Waddell was selected by the Arizona Diamondbacks in 32nd round of the 2019 Major League Baseball draft, but returned to Georgia Tech. He was eligible for, but not chosen in the 2020 draft, and instead focused on completing his bachelor's degree in business administration. He was subsequently selected by the Atlanta Braves in the fifth round of the 2021 draft, and accepted a signing bonus of $247,500, which was approximately $85,000 under slot. Waddell was assigned to the Rome Braves, where he played 21 games, hitting .304/.372/.580. In September 2021, Waddell was promoted to the Mississippi Braves, and became the first Braves' draft pick of the 2021 class to reach the Double-A level. After the 2021 Double-A South season ended, the Braves sent Waddell to the Arizona Fall League, where he played for the Peoria Javelinas.
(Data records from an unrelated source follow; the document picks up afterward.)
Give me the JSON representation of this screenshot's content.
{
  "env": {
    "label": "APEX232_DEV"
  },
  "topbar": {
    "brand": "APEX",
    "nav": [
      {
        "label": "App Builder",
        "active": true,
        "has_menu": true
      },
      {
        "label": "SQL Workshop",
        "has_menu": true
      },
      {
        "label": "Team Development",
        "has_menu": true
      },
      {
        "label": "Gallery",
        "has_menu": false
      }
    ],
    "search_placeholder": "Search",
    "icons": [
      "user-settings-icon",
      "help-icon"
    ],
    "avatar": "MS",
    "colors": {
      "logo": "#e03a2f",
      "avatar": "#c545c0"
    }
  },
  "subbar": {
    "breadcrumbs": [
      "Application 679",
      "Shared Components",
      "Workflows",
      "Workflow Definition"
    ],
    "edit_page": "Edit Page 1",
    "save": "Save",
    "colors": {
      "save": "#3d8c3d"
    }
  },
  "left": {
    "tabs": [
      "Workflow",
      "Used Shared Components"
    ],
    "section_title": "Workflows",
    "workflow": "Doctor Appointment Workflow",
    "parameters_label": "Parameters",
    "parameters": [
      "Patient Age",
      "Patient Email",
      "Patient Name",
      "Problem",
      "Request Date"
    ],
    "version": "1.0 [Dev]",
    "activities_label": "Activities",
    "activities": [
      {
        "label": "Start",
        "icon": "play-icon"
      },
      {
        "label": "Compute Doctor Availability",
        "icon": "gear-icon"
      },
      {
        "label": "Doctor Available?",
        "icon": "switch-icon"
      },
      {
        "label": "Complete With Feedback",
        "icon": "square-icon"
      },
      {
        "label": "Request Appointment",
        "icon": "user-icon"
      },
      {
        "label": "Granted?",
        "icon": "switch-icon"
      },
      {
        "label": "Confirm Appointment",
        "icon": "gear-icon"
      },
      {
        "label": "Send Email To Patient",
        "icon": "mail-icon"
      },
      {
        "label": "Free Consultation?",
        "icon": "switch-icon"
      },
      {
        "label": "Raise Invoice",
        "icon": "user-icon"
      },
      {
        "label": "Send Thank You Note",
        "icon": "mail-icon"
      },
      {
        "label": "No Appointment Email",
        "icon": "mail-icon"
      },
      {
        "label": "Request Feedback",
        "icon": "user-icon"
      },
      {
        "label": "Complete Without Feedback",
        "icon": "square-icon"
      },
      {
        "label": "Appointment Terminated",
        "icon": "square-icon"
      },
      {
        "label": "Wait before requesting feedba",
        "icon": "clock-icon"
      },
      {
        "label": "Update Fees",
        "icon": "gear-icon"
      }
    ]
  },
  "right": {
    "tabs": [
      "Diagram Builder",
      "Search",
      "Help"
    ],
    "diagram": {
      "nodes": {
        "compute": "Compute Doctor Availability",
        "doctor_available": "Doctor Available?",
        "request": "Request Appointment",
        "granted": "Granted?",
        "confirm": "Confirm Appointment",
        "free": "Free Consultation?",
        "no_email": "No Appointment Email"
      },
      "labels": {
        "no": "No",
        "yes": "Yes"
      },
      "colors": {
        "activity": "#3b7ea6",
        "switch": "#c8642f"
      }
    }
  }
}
Waddell began the 2022 season with the Mississippi Braves. Waddell was invited to spring training before the 2023 season. In March, he was assigned to minor league camp. Waddell was subsequently named to the M-Braves 2023 Opening Day roster. On April 14, Waddell was promoted to the Gwinnett Stripers. Waddell received another invitation to spring training before the 2024 regular season began. He remained with Gwinnett for the rest of the year, playing in 111 games, hitting for a .235 batting average while leading the Stripers outright in triples and tying for the team lead in runs batted in. In 2025, Waddell was invited to spring training for the third consecutive season. He began the 2025 regular season with Gwinnett. Waddell was invited to spring training for the fourth straight season in 2026. He was placed on the Stripers Opening Day roster, and appeared later that season for the Columbus Clingstones.

- Georgia Tech Yellow Jackets bio

===Cory Wall===

Cory Lee Wall (born March 14, 2000) is an American professional baseball pitcher in the Atlanta Braves organization.

Harris attended North Pocono High School in Covington Township, Pennsylvania and played college baseball at Fordham University and College of William & Mary. As a senior with William & Mary, he recorded a 3.98 ERA with 63 strikeouts across 52 innings pitched. Wall was selected by the Atlanta Braves in the eighth round of the 2023 Major League Baseball draft.

Wall made his professional debut in 2023 with the Low-A Augusta GreenJackets, posting a 2–2 record with a 4.30 ERA and 15 strikeouts in nine appearances. In 2024, he pitched for Augusta and the Rome Emperors. He began the 2025 campaign with Rome before being promoted to the Double-A Columbus Clingstones.